Age-Dependence and Regional Specificity of Long-Term Hippocampal Alterations Induced by Febrile Seizures in Developing Rats
Abstract number :
1.167
Submission category :
Year :
2000
Submission ID :
2873
Source :
www.aesnet.org
Presentation date :
12/2/2000 12:00:00 AM
Published date :
Dec 1, 2000, 06:00 AM
Authors :
Umit Sayin, Thomas P Sutula, Julia Shanton, Kathy Vielhuber, Univ of Wisconsin, Madison, WI.

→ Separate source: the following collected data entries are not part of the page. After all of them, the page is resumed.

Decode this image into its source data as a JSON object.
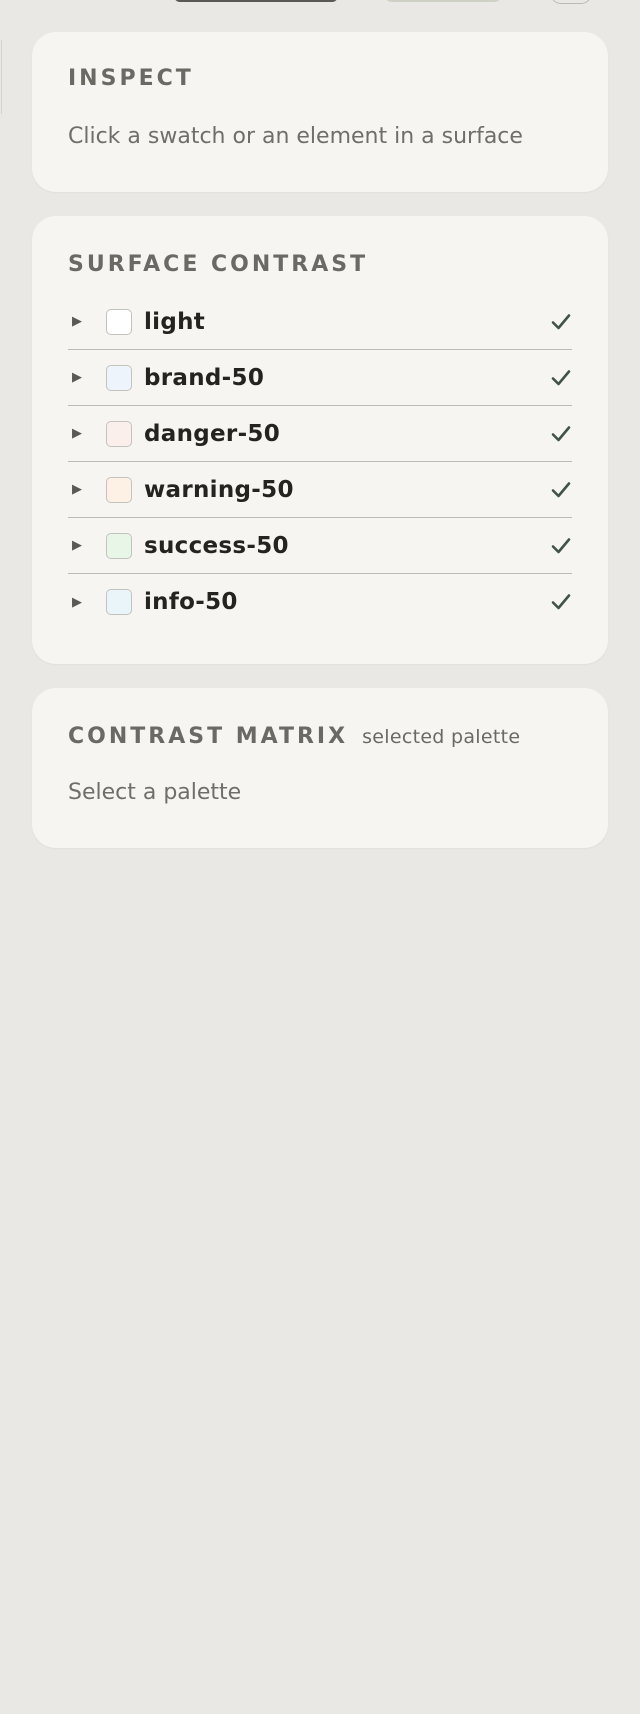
{
  "inspect": {
    "title": "INSPECT",
    "hint": "Click a swatch or an element in a surface"
  },
  "surface_contrast": {
    "title": "SURFACE CONTRAST",
    "items": [
      {
        "label": "light",
        "swatch_color": "#ffffff",
        "passes": true
      },
      {
        "label": "brand-50",
        "swatch_color": "#edf4fb",
        "passes": true
      },
      {
        "label": "danger-50",
        "swatch_color": "#fbefec",
        "passes": true
      },
      {
        "label": "warning-50",
        "swatch_color": "#fcf1e4",
        "passes": true
      },
      {
        "label": "success-50",
        "swatch_color": "#e8f6e8",
        "passes": true
      },
      {
        "label": "info-50",
        "swatch_color": "#eaf5fa",
        "passes": true
      }
    ],
    "check_color": "#3f5446",
    "caret_icon": "caret-right-icon"
  },
  "contrast_matrix": {
    "title": "CONTRAST MATRIX",
    "subtitle": "selected palette",
    "hint": "Select a palette"
  }
}
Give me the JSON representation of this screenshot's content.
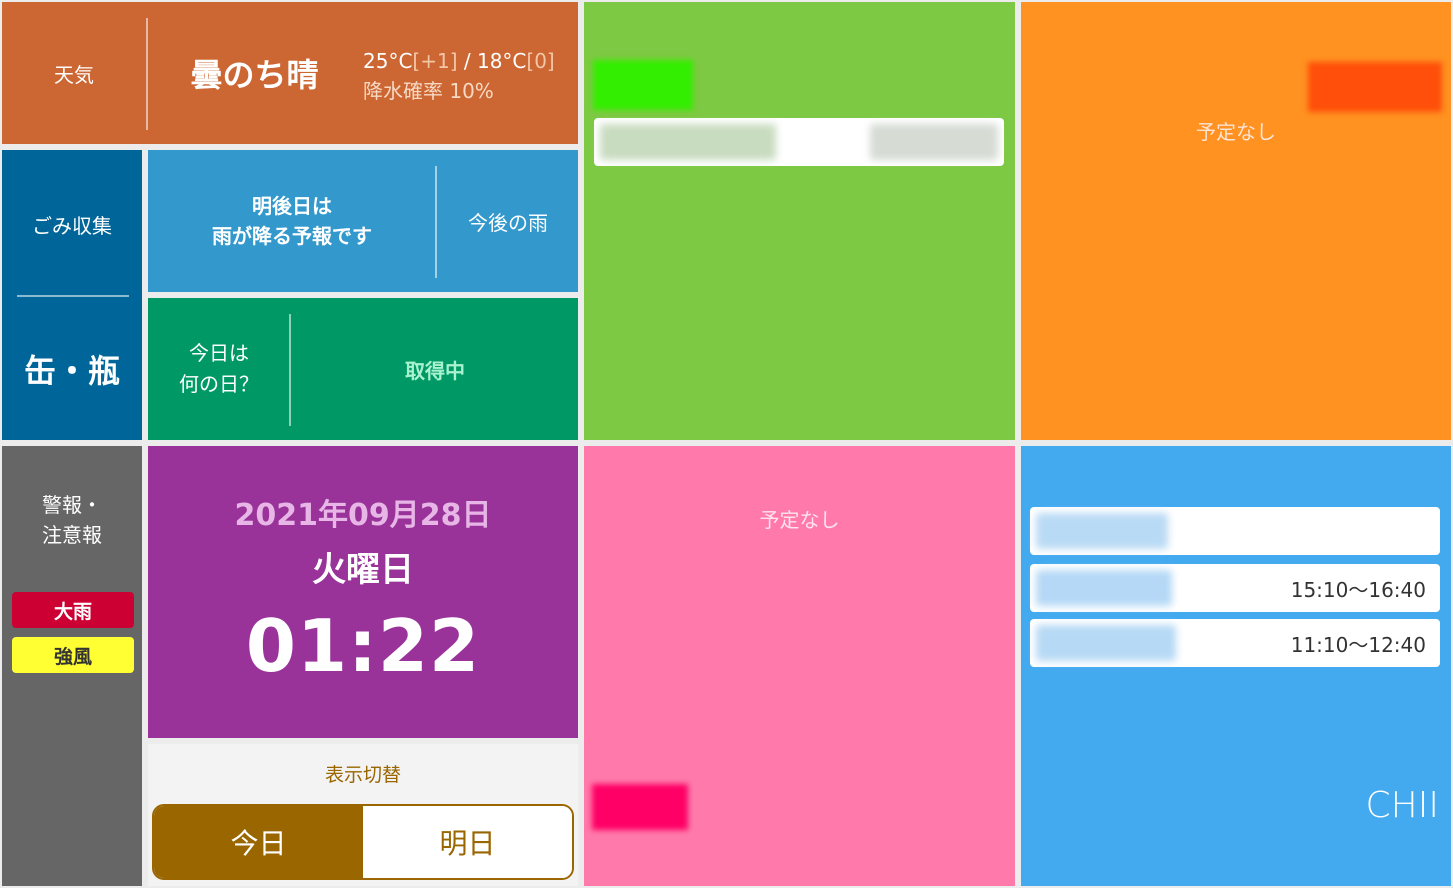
{
  "weather": {
    "label": "天気",
    "condition": "曇のち晴",
    "high_temp": "25°C",
    "high_diff": "[+1]",
    "separator": " / ",
    "low_temp": "18°C",
    "low_diff": "[0]",
    "rain_probability": "降水確率 10%"
  },
  "garbage": {
    "label": "ごみ収集",
    "type": "缶・瓶"
  },
  "rain_forecast": {
    "message_line1": "明後日は",
    "message_line2": "雨が降る予報です",
    "button_label": "今後の雨"
  },
  "what_day": {
    "label_line1": "今日は",
    "label_line2": "何の日？",
    "status": "取得中"
  },
  "alerts": {
    "label_line1": "警報・",
    "label_line2": "注意報",
    "items": [
      {
        "label": "大雨",
        "color": "#cc0033"
      },
      {
        "label": "強風",
        "color": "#ffff33"
      }
    ]
  },
  "clock": {
    "date": "2021年09月28日",
    "day_of_week": "火曜日",
    "time": "01:22"
  },
  "display_toggle": {
    "label": "表示切替",
    "options": [
      "今日",
      "明日"
    ],
    "selected": "今日"
  },
  "calendars": {
    "orange": {
      "no_events": "予定なし"
    },
    "pink": {
      "no_events": "予定なし"
    },
    "blue": {
      "owner": "CHII",
      "events": [
        {
          "time": ""
        },
        {
          "time": "15:10〜16:40"
        },
        {
          "time": "11:10〜12:40"
        }
      ]
    }
  },
  "colors": {
    "weather": "#cc6633",
    "garbage": "#006699",
    "rain": "#3399cc",
    "what_day": "#009966",
    "alerts": "#666666",
    "clock": "#993399",
    "toggle_accent": "#996600",
    "calendar_green": "#7ec943",
    "calendar_orange": "#ff9220",
    "calendar_pink": "#ff7aaa",
    "calendar_blue": "#44aaf0"
  }
}
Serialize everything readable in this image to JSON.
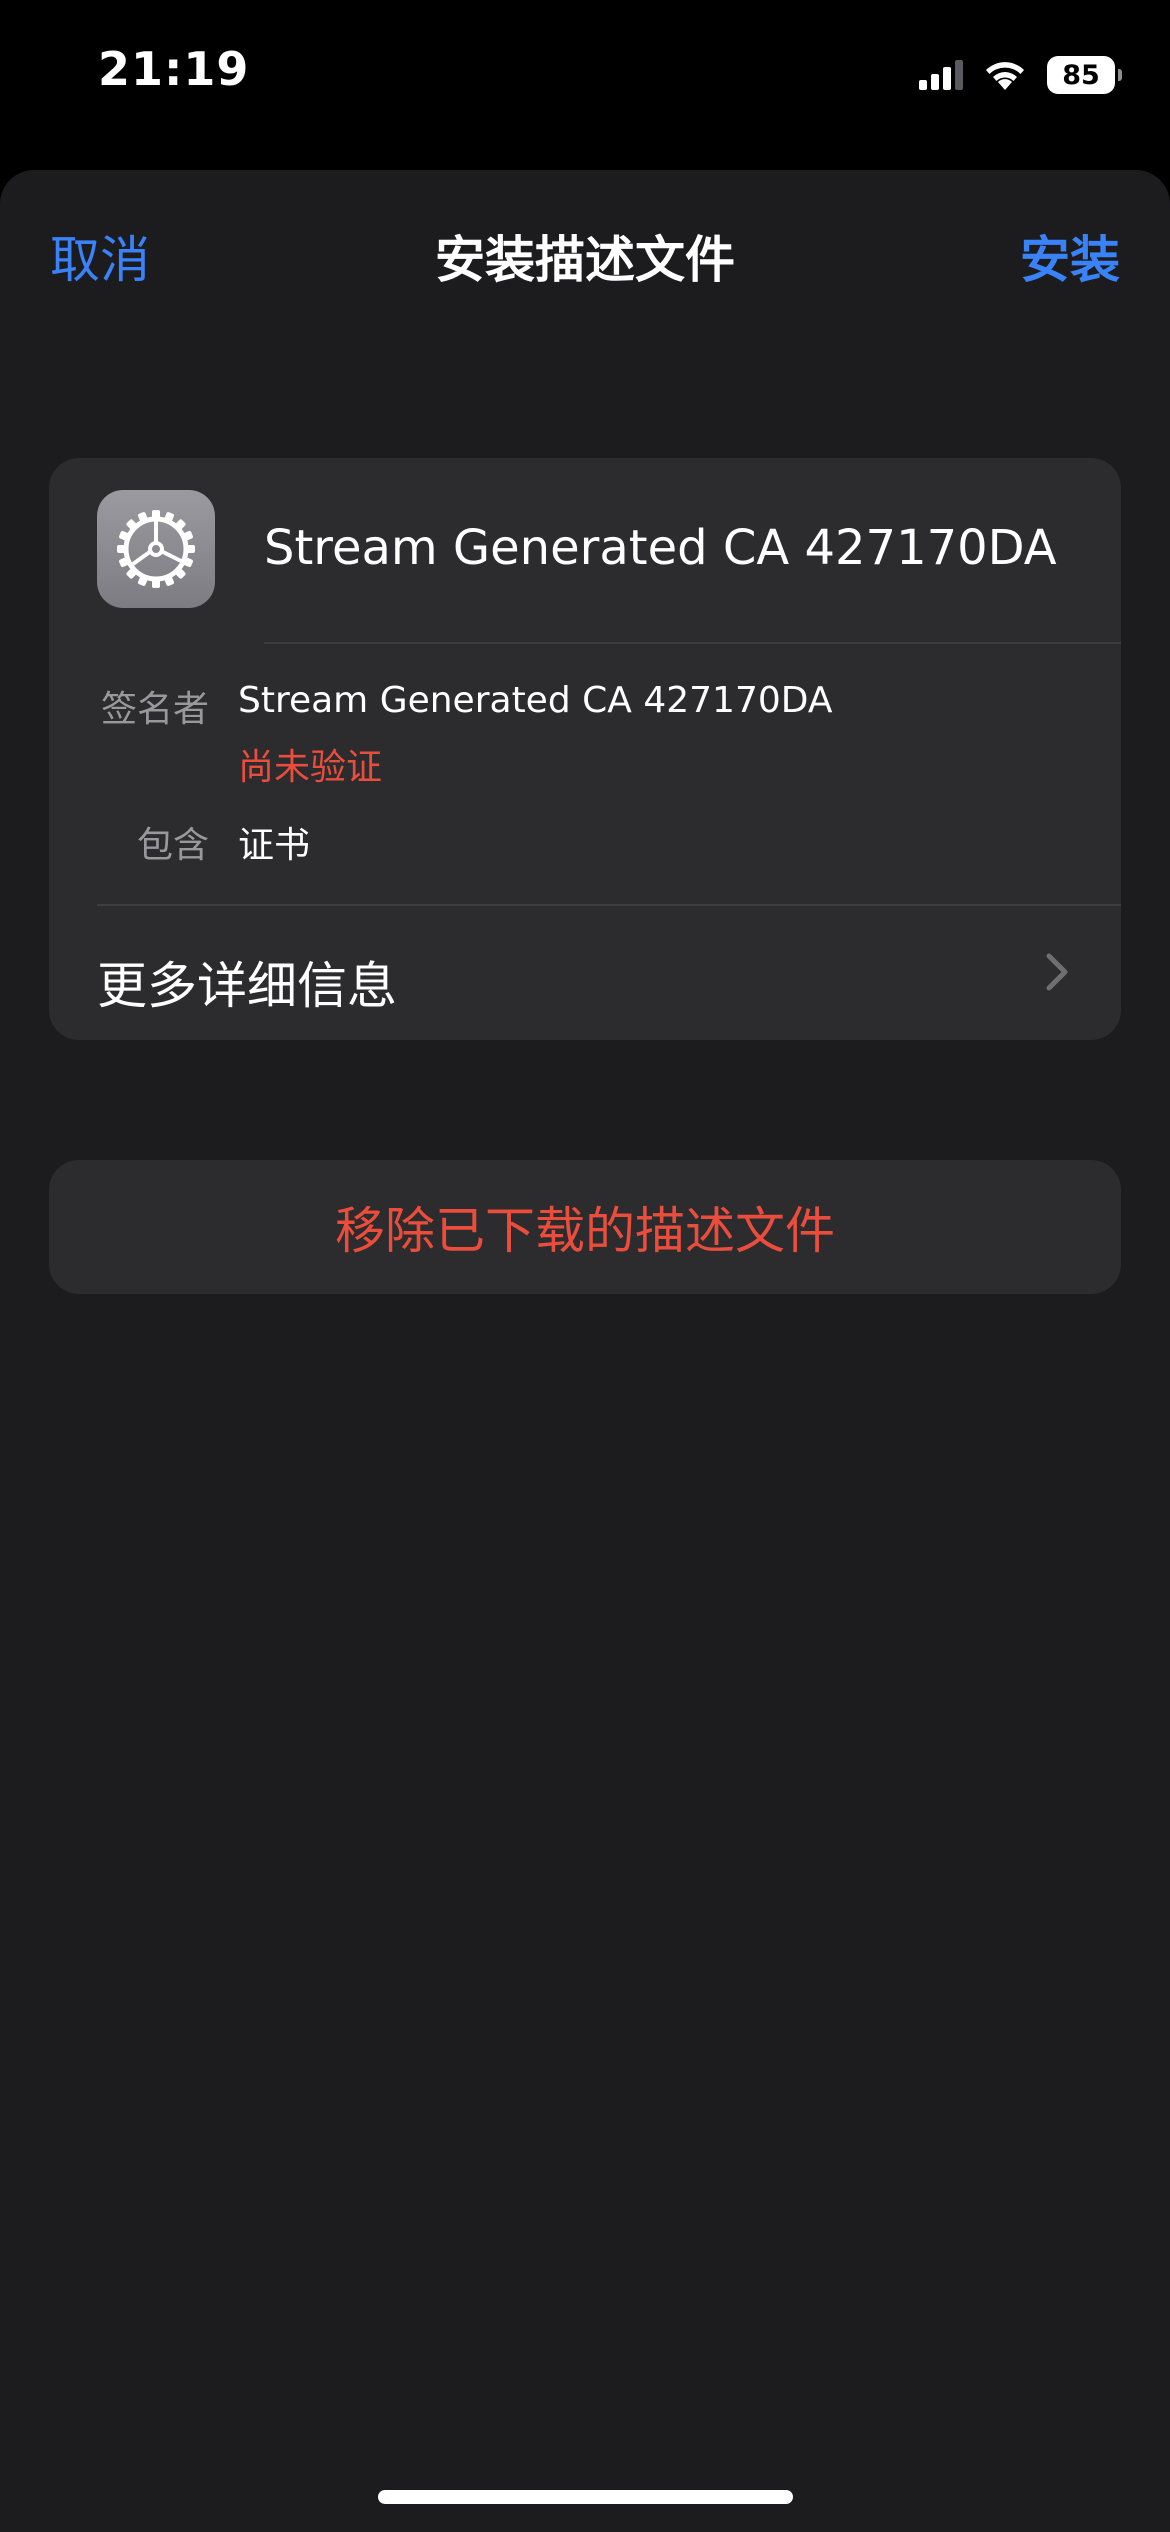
{
  "status_bar": {
    "time": "21:19",
    "battery": "85",
    "signal_icon": "cellular-signal-icon",
    "wifi_icon": "wifi-icon"
  },
  "nav": {
    "cancel_label": "取消",
    "title": "安装描述文件",
    "install_label": "安装"
  },
  "profile": {
    "icon": "settings-gear-icon",
    "name": "Stream Generated CA 427170DA",
    "signed_by_label": "签名者",
    "signed_by_value": "Stream Generated CA 427170DA",
    "verification_status": "尚未验证",
    "contains_label": "包含",
    "contains_value": "证书",
    "more_details_label": "更多详细信息"
  },
  "remove_button_label": "移除已下载的描述文件",
  "colors": {
    "accent": "#3a82f7",
    "danger": "#eb4d3d",
    "sheet_background": "#1c1c1e",
    "card_background": "#2c2c2e"
  }
}
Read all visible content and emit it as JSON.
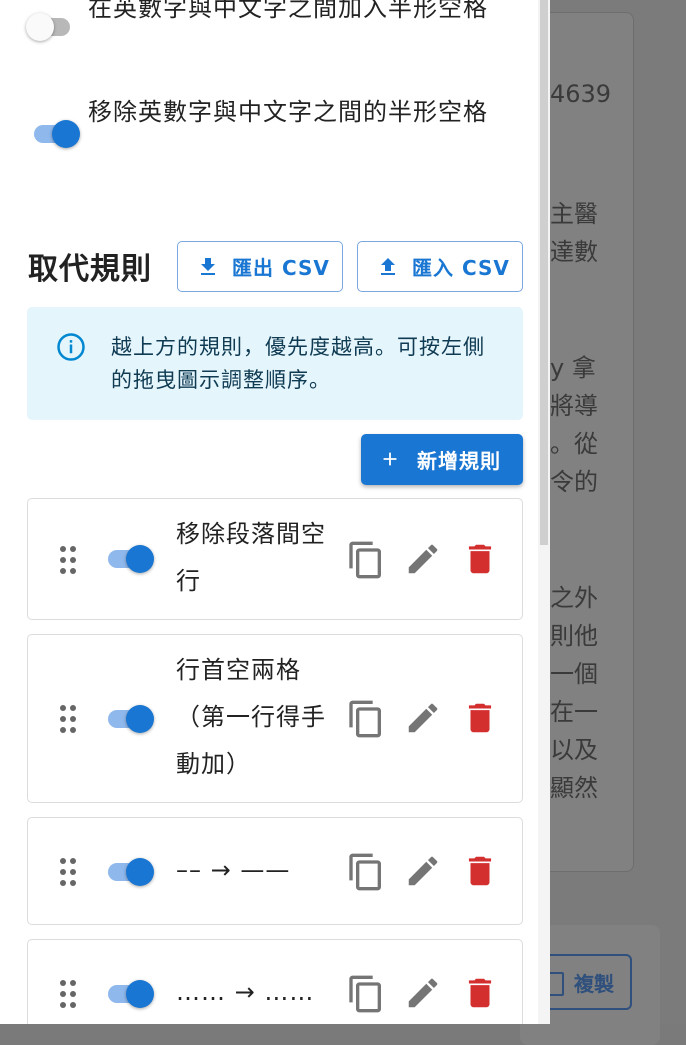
{
  "background": {
    "fragments": [
      "4639",
      "主醫",
      "達數",
      "y 拿",
      "將導",
      "。從",
      "令的",
      "之外",
      "則他",
      "一個",
      "在一",
      "以及",
      "顯然"
    ],
    "copy_button_label": "複製"
  },
  "options": [
    {
      "label": "在英數字與中文字之間加入半形空格",
      "enabled": false
    },
    {
      "label": "移除英數字與中文字之間的半形空格",
      "enabled": true
    }
  ],
  "replace_rules": {
    "title": "取代規則",
    "export_label": "匯出 CSV",
    "import_label": "匯入 CSV",
    "info_text": "越上方的規則，優先度越高。可按左側的拖曳圖示調整順序。",
    "add_label": "新增規則",
    "rules": [
      {
        "label": "移除段落間空行",
        "enabled": true
      },
      {
        "label": "行首空兩格（第一行得手動加）",
        "enabled": true
      },
      {
        "label": "–– → ——",
        "enabled": true
      },
      {
        "label": "…… → ……",
        "enabled": true
      }
    ]
  },
  "colors": {
    "primary": "#1976d2",
    "danger": "#d32f2f",
    "info_bg": "#e5f5fc"
  }
}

RATIONALE: Temporal lobe epilepsy which develops after febrile seizures often has progressive features and is associated with hippocampal sclerosis. Because this common epileptic syndrome following febrile seizures in childhood can be effectively treated or even cured by resection of the sclerotic hippocampus, febrile seizures during development may induce long-term abnormalities in hippocampal circuitry that promote abnormal excitability and susceptibility to epileptic synchronization in adulthood. To further define the regional specificity and age-dependence of long-term hippocampal alterations induced by febrile seizures that could contribute to temporal lobe epilepsy in adulthood, functional alterations in hippocampal circuitry were assessed by measuring paired pulse inhibition(PPI)in the dentate gyrus(DG)and CA3 of adult rats(~P95)that experienced febrile seizures during postnatal development. METHODS: PPI was assessed in the DG and CA3 in hippocampal slices of ~P95 rats that experienced seizures induced by hyperthermia on each of the following days: P4,P7,P10(Group I), P11,P14,P17(Group II), and P20,P23,P26(Group III). The ratio of the population spike evoked by a test and conditioning pulse at a standardized stimulus intensity delivered to the perforant path or the granule cell layer was compared in Groups I,II,III and age-matched controls. RESULTS: PPI at 15-25 ms interpulse intervals was increased in both the DG and CA3 of ~P95 rats after febrile seizures evoked during P4-P10, but was decreased in these regions after febrile seizures occurring during P20-P27. After febrile seizures experienced during P11-17, PPI was increased in the DG but was unchanged in CA3. CONCLUSIONS: The results demonstrated that febrile seizures during postnatal development in the rat induce regionally and temporally specific long-term functional alterations in hippocampal circuits. Febrile seizures during P20-P27 induced a long-term reduction in PPI in both the DG and CA3, an age-dependent alteration in the balance of excitation and inhibition that could promote epileptic synchronization in adulthood.